The speech classifier can be trained on existing data, it takes the
words or phrases to classify between and if no existing dataset folder
is found while calling ``generate_read_data``, it will synthetically
generate data for each word while performing random useful audio
transformations (can be customly passed) and corrupting the dataset with
noise.

.. code:: ipython3

    S = SpeechClassifier(['Yes', 'No'], samplerate=16000, duration=0.9, machine='lstm', repr='wav2vec')
    X, y = S.generate_read_data(force_download_noise=False, n=5)

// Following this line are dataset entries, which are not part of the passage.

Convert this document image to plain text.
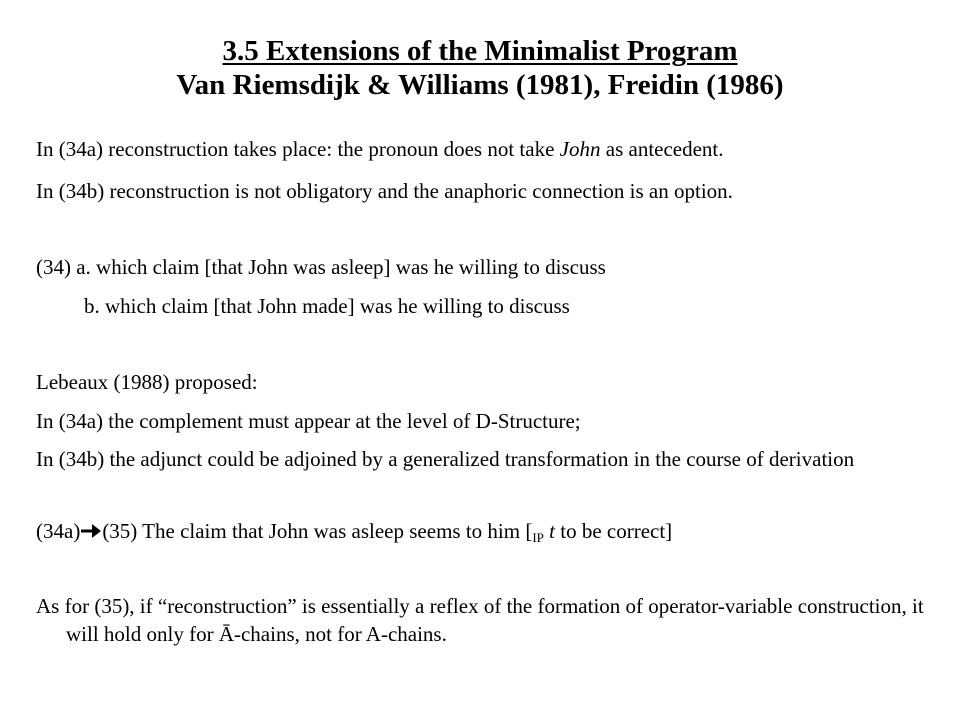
3.5 Extensions of the Minimalist Program
Van Riemsdijk & Williams (1981), Freidin (1986)
In (34a) reconstruction takes place: the pronoun does not take John as antecedent.
In (34b) reconstruction is not obligatory and the anaphoric connection is an option.
(34) a. which claim [that John was asleep] was he willing to discuss
b. which claim [that John made] was he willing to discuss
Lebeaux (1988) proposed:
In (34a) the complement must appear at the level of D-Structure;
In (34b) the adjunct could be adjoined by a generalized transformation in the course of derivation
(34a) (35) The claim that John was asleep seems to him [$_{IP}$ t to be correct]
As for (35), if “reconstruction” is essentially a reflex of the formation of operator-variable construction, it will hold only for Ā-chains, not for A-chains.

While making an instance of the speech classifer we use ``lstm`` as the
core model and ``wav2vec`` as a representation. The speech classifier
also supports ``spec`` and ``mfcc`` representations but they make tasks
like these (no data available) much harder.

Train the Model
^^^^^^^^^^^^^^^

We train the model and pass all the necessary core model parameters
(they are optional, and here the go to the ``lstm``). The ``patience``
parameter decides when to stop training. If ``patience`` epochs have
passed with no improvement, then take the model we had prior to those
100 epochs. Check the documentation for other parameters.

.. code:: ipython3

    S.fit(X, y, hidden=128, patience=100, α=0.01)
    #S.save('speechclassifier')

We can optionally save the model as well and later load it as expected.

Predict
^^^^^^^

In this, we record audio for 3 seconds and with a ``voice_threshold`` of
900 to later classify the record into either ‘yes’ or ‘no’. The
``voice_threshold`` is helpful in not only recording when there is
voice, that’s why the output record will often be less than 3 seconds.

.. code:: ipython3

    audio_path = voice_input(record_time=3, voice_threshold=900)
    S.predict(audio_path)